Halaman

Sabtu, 10 September 2011

Alhamdulillah ya...Sesuatu


Tiap kali habis masanya bulan Ramadhan, manusia khususnya umat muslim seringkali merasa sangat senang. Perasaan senang itu bisa seperti seseorang yang baru saja keluar dari penjara, atau bisa juga seperti seseorang yang mendapat bonus besar setelah berkerja keras dalam waktu yang lama. Namun sebenarnya, seperti apa pun perasaan senang itu, inti dari perayaan Idul Fitri sejatinya adalah sebagaimana seorang atlet yang mendapatkan medali juara, karena telah menjuarai sebuah kompetisi.

Pertanyaannya, benarkah bahwa kitalah atlet yang menjadi juara itu? Atau benarkah kita adalah anggota dari tim yang menjadi juara? Jangan-jangan, kita sebenarnya adalah pelari yang berada di urutan-urutan paling akhir mencapai garis finish serta tidak mendapat medali, namun kita tidak menyadarinya. 

Di blog yang satu ini, saya jarang memberikan ‘ceramah’ seperti ini. Akan tetapi kali ini saya tergugah. Mengapa? Karena saya sendiri merasa gagal total dengan Ramadhan saya kemarin. Kacau, benar-benar kacau, tidak bisa digambarkan. Hal itu menimbulkan kegelisahan dan perasaan bersalah yang sangat dalam diri saya. Sepertinya, saya adalah pelari yang berada di urutan paling akhir kali ini. Karena ketika yang lain marathon, saya malah duduk-duduk, ngopi-ngopi, leyeh-leyeh. Sehingga ketika yang lain sudah 30 lap, saya mungkin baru 2 lap. Di-overlap berapa kali aja tuh?

Maka dari itu saya kali ini hanya ingin mengingatkan diri saya sendiri, sekaligus mungkin secara tidak sengaja ‘mengingatkan’ anda yang membaca tulisan ini, bahwa hakikat syawal adalah bersyukur, bukan bersenang-senang.
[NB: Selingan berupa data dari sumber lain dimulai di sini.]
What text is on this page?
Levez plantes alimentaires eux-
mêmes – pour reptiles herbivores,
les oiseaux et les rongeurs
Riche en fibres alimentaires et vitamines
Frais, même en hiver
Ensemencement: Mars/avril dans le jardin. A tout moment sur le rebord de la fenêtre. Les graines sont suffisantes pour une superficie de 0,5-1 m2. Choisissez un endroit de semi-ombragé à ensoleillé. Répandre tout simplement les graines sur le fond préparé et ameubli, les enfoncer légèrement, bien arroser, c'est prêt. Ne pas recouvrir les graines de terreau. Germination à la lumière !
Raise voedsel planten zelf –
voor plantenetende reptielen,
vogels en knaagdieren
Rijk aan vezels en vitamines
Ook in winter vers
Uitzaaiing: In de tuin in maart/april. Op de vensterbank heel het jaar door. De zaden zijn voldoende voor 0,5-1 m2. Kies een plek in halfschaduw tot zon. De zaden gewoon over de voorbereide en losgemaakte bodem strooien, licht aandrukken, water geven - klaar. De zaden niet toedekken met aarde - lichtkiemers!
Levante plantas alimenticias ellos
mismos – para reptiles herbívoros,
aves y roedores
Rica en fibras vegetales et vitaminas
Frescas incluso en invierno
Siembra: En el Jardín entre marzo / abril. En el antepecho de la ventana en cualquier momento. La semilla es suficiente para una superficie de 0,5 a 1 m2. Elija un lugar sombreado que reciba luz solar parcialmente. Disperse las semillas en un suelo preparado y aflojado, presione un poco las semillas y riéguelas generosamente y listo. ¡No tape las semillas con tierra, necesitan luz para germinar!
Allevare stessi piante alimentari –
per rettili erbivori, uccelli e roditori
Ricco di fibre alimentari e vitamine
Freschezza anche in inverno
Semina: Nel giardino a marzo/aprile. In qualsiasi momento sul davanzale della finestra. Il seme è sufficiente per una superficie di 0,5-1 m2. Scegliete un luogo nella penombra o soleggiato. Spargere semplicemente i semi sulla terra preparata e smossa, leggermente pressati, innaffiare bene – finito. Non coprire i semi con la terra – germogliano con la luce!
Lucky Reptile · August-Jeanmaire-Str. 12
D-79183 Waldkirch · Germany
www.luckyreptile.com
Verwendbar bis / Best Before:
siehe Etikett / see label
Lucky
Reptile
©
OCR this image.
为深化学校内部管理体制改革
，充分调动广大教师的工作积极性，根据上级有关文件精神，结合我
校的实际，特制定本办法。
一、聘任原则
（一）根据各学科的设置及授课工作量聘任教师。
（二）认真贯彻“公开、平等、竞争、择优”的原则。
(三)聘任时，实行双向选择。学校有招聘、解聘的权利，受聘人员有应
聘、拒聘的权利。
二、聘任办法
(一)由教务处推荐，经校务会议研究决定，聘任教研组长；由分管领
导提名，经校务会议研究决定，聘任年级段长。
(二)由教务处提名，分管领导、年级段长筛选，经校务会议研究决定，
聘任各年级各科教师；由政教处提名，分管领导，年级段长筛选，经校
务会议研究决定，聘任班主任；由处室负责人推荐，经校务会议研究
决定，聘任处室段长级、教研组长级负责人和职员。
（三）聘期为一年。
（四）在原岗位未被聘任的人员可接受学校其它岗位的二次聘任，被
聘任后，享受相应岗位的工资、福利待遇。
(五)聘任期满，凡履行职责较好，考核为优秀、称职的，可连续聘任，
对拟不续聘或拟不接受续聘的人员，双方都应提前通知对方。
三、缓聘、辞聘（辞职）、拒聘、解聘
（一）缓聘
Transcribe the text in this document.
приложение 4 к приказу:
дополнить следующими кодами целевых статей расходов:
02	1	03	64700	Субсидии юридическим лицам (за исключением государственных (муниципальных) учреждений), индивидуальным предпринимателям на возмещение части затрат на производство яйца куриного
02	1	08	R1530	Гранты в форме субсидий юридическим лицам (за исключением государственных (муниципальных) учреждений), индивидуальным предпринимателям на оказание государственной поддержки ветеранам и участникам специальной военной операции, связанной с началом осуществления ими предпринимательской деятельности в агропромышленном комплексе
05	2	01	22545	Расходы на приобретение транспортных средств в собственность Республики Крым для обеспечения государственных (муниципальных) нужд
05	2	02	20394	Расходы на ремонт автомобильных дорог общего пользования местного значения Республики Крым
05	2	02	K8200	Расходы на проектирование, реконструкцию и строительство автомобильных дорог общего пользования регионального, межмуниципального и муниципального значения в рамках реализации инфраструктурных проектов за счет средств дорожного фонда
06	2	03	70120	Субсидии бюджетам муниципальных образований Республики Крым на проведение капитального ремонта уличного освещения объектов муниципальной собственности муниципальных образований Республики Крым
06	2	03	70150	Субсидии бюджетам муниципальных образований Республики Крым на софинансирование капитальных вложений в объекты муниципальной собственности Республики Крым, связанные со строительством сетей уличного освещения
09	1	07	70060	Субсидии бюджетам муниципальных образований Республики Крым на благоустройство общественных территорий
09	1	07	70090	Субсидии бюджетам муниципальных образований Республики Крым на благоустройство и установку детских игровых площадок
Idul Fitri adalah suatu hari, sesuatu, yang menjadi titik di mana kita mensyukuri segala yang telah diberi Tuhan selama bulan Ramadhan dan sebelum-sebelumnya, hingga kita masih dapat merasakan kebahagiaan atau kesenangan itu. Di sisi lain, juga menjadi titik kita untuk memperbaiki diri, memperbaiki hubungan dengan manusia dan hubungan dengan Tuhan. Mungkin ucapan-ucapan ini terkesan klise, karena sudah sering kita mendengarnya dari ustad Maulana, ustad Solmed, atau Mama Dedeh. Kak Joe, dalam hal ini hanya bermaksud mengajak kita merenung sejenak, mengingat kembali, sebenarnya bener gak sih yang dibilang sama ustad-ustad itu? Ada benernya kan? Bukan sebuah, maaf, omong-kosong belaka bukan? 

Huh... Anyway, semoga saya dan anda pada akhirnya memang bisa memaknai ‘sesuatu’ yang ada dalam bulan Ramadhan, dalam Idul Fitri, dalam bulan Syawal ini secara tepat. Sehingga kita bisa memulai hari baru setelah Ramadhan ini, dengan langkah awal berupa kebersyukuran. Sambil mengucap, “Alhamdulillah ya!”